Şeyhin biri “elimi öpen cennetliktir” deyince sosyal medyada fırtınalar koptu. Adamı tefe koydular, rezil rüsvay oldu.
Hâlbuki bundan 80 sene önce benzer şeyleri Said Nursi de demişti.
Risalelerimi okuyan cennete giriyor.
Bu kitaplar bana yazdırıldı.
Kur’an’ın 33 ayeti benden haber vermiş! vs. Binlerce herze.
Hani şu DİB’in bastığı Külliyat!
Evrenesoğlu denen zırto haklı olarak sitem ediyor: Said Nursi’ye yazdırılıyor da, “Risalet Nurları” bana yazdırılınca neden itiraz ediyorsunuz?
Diyorum ki, bundan seksen sene önce sosyal medya olsaydı, acaba Said Nursi nasıl tefe konurdu. Maskara edilirdi.
Maalesef kimsecikler o dönemde onun aleyhinde bir kitap veya hatıra yayınlamamış.
Adamın bütün hurafelerini, çelişkilerini kendisinin redekte ettiği Tarihçe-i Hayat’ında, ya da (şakirtlerin eleğinden geçmiş) Son Şahitler’de bulabiliyoruz.
Said dert yanar: Bana medrese talebeleri yani dini ilimleri bilenler sahip çıkmadı diye. Dini bilen mektepliler anlattığın hikâyelere inanmaz ki.

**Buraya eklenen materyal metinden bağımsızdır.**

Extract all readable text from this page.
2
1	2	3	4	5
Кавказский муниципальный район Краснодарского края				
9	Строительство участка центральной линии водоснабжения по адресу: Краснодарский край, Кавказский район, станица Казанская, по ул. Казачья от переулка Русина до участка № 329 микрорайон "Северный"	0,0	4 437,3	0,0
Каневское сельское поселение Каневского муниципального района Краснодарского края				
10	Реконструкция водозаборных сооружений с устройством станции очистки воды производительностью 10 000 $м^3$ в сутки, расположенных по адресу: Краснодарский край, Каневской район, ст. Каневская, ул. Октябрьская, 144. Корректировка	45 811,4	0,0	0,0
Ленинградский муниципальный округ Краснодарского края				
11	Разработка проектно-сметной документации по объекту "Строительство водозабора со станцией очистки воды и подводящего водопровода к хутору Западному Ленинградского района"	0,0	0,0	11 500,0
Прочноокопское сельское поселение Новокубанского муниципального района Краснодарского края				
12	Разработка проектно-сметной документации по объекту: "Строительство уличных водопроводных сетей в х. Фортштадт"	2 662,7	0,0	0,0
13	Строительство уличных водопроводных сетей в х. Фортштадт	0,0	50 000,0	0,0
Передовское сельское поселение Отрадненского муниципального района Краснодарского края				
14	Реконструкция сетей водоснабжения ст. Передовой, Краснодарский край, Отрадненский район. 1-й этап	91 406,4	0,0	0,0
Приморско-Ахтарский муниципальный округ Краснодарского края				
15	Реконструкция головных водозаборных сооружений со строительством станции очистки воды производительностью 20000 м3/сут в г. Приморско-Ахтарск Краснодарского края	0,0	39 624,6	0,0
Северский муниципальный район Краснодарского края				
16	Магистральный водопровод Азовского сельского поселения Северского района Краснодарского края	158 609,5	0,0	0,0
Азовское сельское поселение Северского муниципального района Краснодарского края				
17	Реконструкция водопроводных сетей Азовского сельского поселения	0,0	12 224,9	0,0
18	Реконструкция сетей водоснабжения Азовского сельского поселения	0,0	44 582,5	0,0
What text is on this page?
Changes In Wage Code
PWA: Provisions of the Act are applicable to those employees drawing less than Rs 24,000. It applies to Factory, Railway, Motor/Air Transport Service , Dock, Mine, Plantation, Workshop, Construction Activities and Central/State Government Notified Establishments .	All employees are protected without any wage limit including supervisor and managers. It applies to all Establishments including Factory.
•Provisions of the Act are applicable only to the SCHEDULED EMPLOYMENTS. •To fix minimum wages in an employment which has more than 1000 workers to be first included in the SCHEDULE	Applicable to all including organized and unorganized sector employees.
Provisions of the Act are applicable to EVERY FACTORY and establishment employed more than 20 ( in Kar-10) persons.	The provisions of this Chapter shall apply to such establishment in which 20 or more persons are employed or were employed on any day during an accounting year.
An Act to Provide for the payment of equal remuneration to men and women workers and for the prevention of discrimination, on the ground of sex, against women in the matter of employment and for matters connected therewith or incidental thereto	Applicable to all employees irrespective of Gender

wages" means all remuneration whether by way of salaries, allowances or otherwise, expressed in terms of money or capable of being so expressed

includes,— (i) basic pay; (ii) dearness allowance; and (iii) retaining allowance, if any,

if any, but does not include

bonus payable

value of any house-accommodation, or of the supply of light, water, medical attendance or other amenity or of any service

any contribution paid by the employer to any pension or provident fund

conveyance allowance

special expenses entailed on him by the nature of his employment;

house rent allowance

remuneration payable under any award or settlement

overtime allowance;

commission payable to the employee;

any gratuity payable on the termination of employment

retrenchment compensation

Mesela Said’in numorolojilerine (ebced cifr sahtekarlıklarına) inanmayan Seyrânî adlı talebesi onu terkediverir.
Yani cahiller ya da yanlış dini bilgilere sahip kimseler bu tür Uşşakî şeyhi ebuzittin bilmem ne gibilerin, Evrenesoğlu gibi şarlatanların ardına takılıyorlar.